Erinnerungen: Mein Atala Hop

Vor einigen Monaten stöberte ich im Internet nach einem alten Fahrrad von mir, einem Atala Hop. Das war im Prinzip die Idee eines Bonanza-Fahrrades zu Ende gedacht. Statt nur eine angedeutete Federung zu haben, war dieses Rad wohl eines der ersten sogenannten „Fullys“, ein voll gefedertes Fahrrad. Im Netz lerne ich dann, dass Bonaza-Rad ein Begriff wie „Tempo-Taschentuch“ ist. Ein Markenname wurde zum Gattungsbegriff. In Österreich setzte sich der Markenname „High Riser“ durch. Bei meinen Recherchen stiess ich die sehr geile Seite von René, der dort seine Highriser-Fahrräder präsentiert und auch einiges über die Szene zu berichten weiss. Da sich jeder Webseitenbetreiber über Feedback freut, griff ich in die Tasten und schrieb ihm eine Mail:

Hallo René,

wunderbare Räder, tolle Site, super Bilder. Auch das Youtube-Video mit Eurem „Wettkampf“ hat mir sehr viel Spass gemacht. Schade, dass ich dann doch ein wenig zu weit weg wohne.

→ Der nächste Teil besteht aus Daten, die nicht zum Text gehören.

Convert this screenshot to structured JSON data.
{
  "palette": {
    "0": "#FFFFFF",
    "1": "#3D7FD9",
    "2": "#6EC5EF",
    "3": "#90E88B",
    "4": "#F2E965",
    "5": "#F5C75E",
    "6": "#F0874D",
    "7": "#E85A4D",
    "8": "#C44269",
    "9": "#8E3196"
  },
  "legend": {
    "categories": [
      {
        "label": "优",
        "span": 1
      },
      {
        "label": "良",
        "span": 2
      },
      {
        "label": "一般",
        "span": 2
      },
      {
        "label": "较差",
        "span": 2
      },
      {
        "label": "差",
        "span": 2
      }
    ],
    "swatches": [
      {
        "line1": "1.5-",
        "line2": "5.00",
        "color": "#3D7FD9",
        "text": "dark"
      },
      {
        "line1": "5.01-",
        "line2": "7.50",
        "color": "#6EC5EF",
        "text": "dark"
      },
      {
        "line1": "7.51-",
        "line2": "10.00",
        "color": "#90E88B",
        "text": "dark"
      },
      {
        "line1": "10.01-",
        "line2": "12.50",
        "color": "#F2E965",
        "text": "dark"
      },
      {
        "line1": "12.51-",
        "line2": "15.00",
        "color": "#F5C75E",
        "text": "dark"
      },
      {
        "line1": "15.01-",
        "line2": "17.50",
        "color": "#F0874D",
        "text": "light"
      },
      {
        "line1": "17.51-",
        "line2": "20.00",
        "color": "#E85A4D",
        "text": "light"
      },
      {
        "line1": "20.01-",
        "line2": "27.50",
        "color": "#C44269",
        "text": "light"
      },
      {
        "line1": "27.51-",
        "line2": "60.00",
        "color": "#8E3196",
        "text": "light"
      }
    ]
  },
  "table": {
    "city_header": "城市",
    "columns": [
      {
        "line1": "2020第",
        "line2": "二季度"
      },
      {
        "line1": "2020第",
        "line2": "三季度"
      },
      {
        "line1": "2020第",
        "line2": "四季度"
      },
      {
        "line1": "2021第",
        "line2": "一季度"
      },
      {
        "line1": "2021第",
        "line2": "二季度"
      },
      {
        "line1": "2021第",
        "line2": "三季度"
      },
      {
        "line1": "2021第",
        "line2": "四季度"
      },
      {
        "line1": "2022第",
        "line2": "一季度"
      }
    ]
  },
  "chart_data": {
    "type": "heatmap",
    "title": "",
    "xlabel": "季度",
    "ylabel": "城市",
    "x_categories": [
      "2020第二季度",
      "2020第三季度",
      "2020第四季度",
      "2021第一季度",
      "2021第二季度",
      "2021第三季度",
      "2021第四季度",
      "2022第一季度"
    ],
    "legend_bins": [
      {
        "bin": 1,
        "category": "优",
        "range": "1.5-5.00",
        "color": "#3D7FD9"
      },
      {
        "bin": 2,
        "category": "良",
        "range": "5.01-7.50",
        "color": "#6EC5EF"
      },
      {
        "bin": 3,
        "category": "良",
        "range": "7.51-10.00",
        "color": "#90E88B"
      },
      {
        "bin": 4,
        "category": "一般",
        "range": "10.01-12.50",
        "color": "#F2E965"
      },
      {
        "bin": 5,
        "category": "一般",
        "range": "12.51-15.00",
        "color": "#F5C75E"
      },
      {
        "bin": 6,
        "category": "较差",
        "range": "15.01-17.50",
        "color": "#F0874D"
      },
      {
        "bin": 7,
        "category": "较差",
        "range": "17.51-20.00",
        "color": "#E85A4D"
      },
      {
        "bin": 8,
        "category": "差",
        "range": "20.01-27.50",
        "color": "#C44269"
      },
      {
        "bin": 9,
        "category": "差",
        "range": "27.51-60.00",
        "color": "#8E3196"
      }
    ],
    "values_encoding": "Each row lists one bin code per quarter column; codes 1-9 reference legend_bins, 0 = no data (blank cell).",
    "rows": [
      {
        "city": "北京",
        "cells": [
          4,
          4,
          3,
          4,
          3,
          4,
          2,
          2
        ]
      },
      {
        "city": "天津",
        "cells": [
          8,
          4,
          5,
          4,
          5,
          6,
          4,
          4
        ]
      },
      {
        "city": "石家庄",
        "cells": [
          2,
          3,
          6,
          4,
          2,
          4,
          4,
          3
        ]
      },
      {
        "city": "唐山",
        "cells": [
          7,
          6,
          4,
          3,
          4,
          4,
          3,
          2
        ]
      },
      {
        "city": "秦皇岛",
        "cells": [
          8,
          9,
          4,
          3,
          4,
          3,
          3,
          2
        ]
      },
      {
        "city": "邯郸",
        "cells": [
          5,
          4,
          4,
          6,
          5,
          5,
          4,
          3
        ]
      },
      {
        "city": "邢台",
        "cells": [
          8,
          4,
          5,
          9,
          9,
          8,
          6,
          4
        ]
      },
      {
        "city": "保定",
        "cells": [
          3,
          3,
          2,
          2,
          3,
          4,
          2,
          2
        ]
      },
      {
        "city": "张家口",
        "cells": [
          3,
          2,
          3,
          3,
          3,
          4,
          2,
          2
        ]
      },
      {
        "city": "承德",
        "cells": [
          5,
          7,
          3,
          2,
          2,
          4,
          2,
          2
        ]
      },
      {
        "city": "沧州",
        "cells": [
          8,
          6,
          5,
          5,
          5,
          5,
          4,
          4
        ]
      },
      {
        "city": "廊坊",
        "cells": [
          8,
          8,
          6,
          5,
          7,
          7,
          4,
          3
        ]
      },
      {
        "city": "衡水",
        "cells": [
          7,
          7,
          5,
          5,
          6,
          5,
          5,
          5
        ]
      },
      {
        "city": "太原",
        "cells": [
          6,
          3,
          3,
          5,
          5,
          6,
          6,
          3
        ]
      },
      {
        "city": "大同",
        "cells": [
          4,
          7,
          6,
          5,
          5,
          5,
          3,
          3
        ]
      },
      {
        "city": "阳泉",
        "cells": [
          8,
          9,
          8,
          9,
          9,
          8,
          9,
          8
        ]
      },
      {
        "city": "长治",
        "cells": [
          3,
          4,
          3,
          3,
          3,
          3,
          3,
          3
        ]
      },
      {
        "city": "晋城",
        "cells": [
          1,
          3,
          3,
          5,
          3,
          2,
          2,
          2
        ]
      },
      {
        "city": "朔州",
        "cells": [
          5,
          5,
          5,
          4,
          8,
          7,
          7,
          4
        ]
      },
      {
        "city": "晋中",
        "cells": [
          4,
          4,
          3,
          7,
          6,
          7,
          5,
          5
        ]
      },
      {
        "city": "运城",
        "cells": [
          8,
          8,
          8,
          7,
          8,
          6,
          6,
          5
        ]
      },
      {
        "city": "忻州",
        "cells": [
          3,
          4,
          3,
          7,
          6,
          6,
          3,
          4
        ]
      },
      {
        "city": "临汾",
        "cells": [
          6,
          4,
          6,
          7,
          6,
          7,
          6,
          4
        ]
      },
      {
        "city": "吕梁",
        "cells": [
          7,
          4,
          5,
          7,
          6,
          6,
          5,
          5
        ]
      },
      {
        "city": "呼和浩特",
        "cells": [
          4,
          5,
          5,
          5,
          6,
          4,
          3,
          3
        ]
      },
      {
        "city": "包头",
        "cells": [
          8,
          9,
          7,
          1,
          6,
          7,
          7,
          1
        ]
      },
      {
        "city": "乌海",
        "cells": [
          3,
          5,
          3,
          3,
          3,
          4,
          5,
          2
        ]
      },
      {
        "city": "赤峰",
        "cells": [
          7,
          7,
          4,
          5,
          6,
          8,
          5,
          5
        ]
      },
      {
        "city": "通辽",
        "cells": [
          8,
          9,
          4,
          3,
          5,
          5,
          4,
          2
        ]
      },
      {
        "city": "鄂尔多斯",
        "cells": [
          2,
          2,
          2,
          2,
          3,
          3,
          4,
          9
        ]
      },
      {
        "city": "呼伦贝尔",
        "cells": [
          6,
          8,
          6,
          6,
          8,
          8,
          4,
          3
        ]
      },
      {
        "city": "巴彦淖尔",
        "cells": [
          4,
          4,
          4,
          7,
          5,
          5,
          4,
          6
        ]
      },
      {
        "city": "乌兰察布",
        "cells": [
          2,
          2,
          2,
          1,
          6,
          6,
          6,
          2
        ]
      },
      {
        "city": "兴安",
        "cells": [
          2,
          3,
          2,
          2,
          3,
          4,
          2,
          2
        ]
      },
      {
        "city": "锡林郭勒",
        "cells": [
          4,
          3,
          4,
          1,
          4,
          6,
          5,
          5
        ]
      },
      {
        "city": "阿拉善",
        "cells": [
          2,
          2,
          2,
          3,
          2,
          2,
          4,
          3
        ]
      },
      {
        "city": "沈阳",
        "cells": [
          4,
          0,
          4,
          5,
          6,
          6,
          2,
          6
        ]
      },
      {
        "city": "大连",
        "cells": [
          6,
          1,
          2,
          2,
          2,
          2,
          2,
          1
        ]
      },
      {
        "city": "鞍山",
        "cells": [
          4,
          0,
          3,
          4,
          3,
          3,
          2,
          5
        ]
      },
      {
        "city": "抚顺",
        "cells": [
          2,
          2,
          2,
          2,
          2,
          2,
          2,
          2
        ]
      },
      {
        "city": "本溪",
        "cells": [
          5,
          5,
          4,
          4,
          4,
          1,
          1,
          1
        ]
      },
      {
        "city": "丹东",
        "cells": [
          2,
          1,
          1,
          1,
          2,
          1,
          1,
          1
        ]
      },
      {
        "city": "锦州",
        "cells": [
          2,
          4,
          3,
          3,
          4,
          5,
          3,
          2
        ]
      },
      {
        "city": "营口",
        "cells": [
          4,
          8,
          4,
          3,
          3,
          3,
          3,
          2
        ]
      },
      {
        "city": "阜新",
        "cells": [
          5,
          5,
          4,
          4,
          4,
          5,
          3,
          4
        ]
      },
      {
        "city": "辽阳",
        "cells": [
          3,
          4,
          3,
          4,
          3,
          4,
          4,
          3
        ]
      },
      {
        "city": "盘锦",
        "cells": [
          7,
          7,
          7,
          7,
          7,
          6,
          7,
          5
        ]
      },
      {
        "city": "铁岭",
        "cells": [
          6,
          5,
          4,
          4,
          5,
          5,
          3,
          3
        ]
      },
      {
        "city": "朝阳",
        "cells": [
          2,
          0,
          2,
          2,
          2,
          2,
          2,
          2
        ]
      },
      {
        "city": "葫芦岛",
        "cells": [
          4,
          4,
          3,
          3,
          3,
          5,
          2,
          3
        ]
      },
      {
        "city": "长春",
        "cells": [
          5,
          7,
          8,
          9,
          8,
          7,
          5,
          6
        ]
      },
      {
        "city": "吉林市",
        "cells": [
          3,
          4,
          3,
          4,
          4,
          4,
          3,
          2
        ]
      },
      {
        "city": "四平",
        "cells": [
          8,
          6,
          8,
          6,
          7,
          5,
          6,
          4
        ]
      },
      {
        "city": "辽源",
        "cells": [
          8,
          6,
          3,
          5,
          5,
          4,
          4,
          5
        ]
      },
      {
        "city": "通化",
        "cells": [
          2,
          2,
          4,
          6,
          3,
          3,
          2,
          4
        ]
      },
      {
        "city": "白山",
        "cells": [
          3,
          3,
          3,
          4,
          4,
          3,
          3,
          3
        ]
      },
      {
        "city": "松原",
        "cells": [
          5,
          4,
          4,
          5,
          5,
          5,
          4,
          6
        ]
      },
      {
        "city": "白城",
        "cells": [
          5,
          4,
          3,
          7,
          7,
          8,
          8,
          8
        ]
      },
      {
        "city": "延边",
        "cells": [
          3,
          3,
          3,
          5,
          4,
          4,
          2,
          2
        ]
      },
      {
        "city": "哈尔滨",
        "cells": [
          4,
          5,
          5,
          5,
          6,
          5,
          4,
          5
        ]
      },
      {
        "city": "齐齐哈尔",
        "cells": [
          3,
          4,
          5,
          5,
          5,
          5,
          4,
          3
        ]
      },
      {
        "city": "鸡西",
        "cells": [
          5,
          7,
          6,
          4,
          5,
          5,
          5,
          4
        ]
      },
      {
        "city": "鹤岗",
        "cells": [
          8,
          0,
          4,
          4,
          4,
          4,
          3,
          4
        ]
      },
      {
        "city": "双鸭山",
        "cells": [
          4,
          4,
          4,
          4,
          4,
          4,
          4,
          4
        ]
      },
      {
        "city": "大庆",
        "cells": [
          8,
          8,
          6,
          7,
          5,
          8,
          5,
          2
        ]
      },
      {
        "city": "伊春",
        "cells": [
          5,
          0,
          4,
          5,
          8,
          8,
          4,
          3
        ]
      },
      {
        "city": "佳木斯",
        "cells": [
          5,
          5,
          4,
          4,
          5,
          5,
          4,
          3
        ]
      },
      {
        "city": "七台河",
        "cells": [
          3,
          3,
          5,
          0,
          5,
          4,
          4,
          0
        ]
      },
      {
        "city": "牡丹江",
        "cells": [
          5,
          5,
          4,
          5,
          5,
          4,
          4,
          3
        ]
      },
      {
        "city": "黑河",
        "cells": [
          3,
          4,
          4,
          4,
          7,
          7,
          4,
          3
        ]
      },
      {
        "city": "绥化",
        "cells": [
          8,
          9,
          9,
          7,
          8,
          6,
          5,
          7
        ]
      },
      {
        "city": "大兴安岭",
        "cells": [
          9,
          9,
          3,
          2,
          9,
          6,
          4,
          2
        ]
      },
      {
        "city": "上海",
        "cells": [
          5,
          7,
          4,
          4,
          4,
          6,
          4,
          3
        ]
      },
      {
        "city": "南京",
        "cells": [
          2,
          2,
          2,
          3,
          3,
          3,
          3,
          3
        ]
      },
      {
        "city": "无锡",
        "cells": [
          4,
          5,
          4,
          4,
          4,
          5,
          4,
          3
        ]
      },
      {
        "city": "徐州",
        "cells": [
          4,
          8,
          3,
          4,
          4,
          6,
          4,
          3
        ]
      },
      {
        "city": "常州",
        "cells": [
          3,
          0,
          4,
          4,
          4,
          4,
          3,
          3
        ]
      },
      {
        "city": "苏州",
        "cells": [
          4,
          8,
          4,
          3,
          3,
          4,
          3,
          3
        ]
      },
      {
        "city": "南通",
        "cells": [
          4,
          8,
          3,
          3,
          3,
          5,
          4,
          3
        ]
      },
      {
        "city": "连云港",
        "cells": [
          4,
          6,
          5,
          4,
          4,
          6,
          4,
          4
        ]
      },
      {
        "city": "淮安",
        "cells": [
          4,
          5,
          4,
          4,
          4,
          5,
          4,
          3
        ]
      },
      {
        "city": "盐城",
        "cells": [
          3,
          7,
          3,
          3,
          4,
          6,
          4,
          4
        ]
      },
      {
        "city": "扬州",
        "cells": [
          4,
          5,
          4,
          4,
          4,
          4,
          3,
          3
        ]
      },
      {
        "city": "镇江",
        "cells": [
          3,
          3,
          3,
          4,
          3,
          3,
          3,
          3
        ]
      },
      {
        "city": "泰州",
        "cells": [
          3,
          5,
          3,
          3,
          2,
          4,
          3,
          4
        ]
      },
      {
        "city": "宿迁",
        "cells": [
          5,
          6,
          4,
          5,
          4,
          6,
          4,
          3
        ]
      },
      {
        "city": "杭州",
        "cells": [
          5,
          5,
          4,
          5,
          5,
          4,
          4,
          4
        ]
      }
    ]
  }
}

Neulich stöberte ich mit meinem Sohn in den alten Bildern. Da fiel uns auch ein Photo seines alten Kawasaki MX 20“ in die Hände. Das ist so ein sackschweres, extrem massives Fully für Kinder gewesen. Er bekam gleich wieder diesen Blick… Du weisst schon! Der muss ansteckend sein, denn ich erinnerte mich gleich an mein Lieblingsrad: ein Atala Hop! Ich wollte meinem Sohn zeigen, was ich damals für ein saucooles Rad hatte, aber ich hatte leider nie Bilder davon gemacht. Also flugs Tante Google um Rat gefragt! Da es aber nicht sonderlich viele Infos zum Atala Hop gibt, landet man zwangsweise auf Deiner Seite.

Mein erstes Rad überhaupt war ein leuchtend oranges Bonanza-Rad. Das muss so 1972 gewesen sein, zu meinem fünften Geburtstag. Die glänzende Farbe leuchtete in der Frühlingsonne mit den Chromapplikationen um die Wette. Der langgestreckte schwarze Bananensattel wurde hinten von einem glitzernden Chrombügel – der Sissybar – gehalten und sah so verdammt lässig aus. Auf den beiden Oberrohren befand sich ein großer schwarzer Ganghebel, seitlich mit Holzdekor verziert, der augenscheinlich direkt aus der Mittelkonsole eines US-Muscle-Car stammte. Die Vorderradgabel hatte verchromte Spiralfedern, die eine Federung imitierten. Das kam mir allerdings schon als Fünfjähriger suspekt vor.

Das Bonanzarad stand auf dem Bürgersteig neben dem flammneuen, renngelben Fiat 128 meiner Mutter und der roten Guilia meines Vaters. Die Gulia hatte sogar eine grüne Alfa-Romeo-Schlange auf der Motorhaube. Kein lahmer Käfer, kein spiessiger Kadett oder altmodischer Ford Taunus neben einem Klapprad. Nein! Alfa, Fiat und ein Bonanzarad! Zeitgeistiger geht es kaum. Ich könnte auch schwören, dass ich durch das offene Seitenfenster das Autoradio die Bee Gees mit „Sweet Song of Summer“ spielen hörte.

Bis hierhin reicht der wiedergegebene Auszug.